Tutta la vasta area, sia già emersa sia ancora sommersa, che giaceva tra i solchi creati da queste ultime fratture si venne così a trovare senza adeguato sostegno e per conseguenza sprofondò consentendo all’acqua marina di subentrare al suo posto e darle la configurazione di un lungo canale.

Oggi questo canale non esiste più. Lo ha eliminato una grandiosa colmata naturale cui hanno contribuito più tipi di apporti: lave vulcaniche, depositi formatisi in ambiente marino e successivamente costretti ad emergere da spinte verticali, depositi dovuti al convergervi di materiali provenienti dalle terre circostanti.

Nella Sardegna settentrionale hanno prevalso i due primi tipi di apporti, mentre nella Sardegna meridionale dove, tra l’altro, per effetto di ulteriori fratturazioni si ebbe il formarsi, all’interno del precedente, di un nuovo canale che mise in diretta comunicazione il Golfo di Cagliari con quello di Oristano, gli apporti sono stati di tutti e tre i tipi.
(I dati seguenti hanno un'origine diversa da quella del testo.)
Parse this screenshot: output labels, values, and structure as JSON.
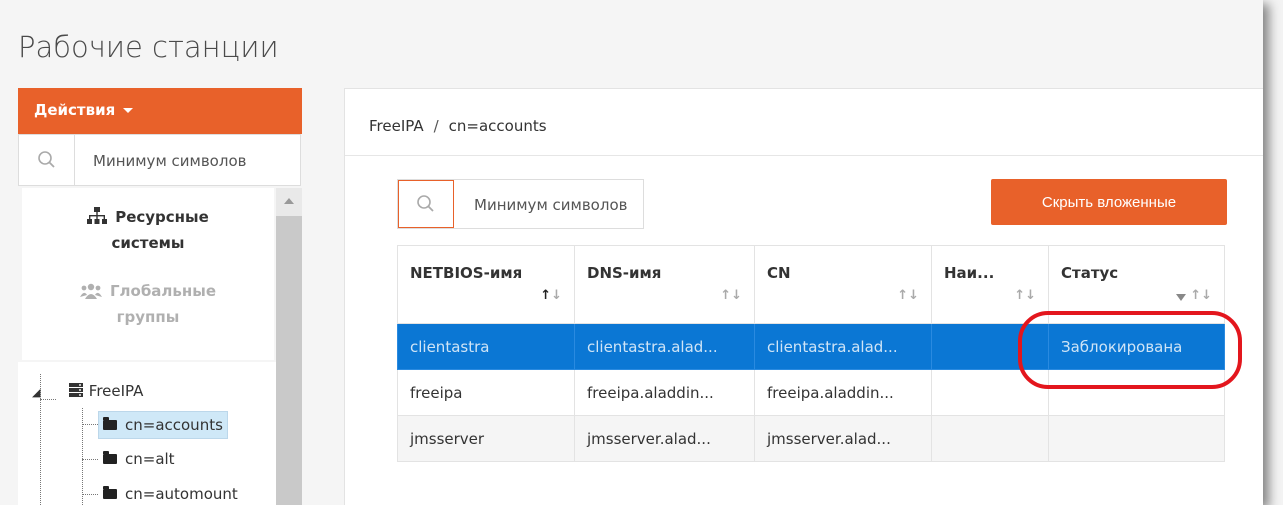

Dall’osservazione dei terreni risulta che nel tratto più orientale del primo canale, ossia nell’area compresa tra l’attuale Campidano e le alture del Sarrabus e del Gerrei, il contributo maggiore è stato dato dall’emergere di sedimenti formatasi in un ambiente marino poco profondo grazie ad apporti di natura nel contempo marina e terrigena (calcari misti e sabbie o ad argille della Trexenta, della Marmilla e del Parteolla). Ne è derivato il paesaggio caratterizzato da morbide ondulazioni che ancora oggi è proprio delle sopraddette regioni.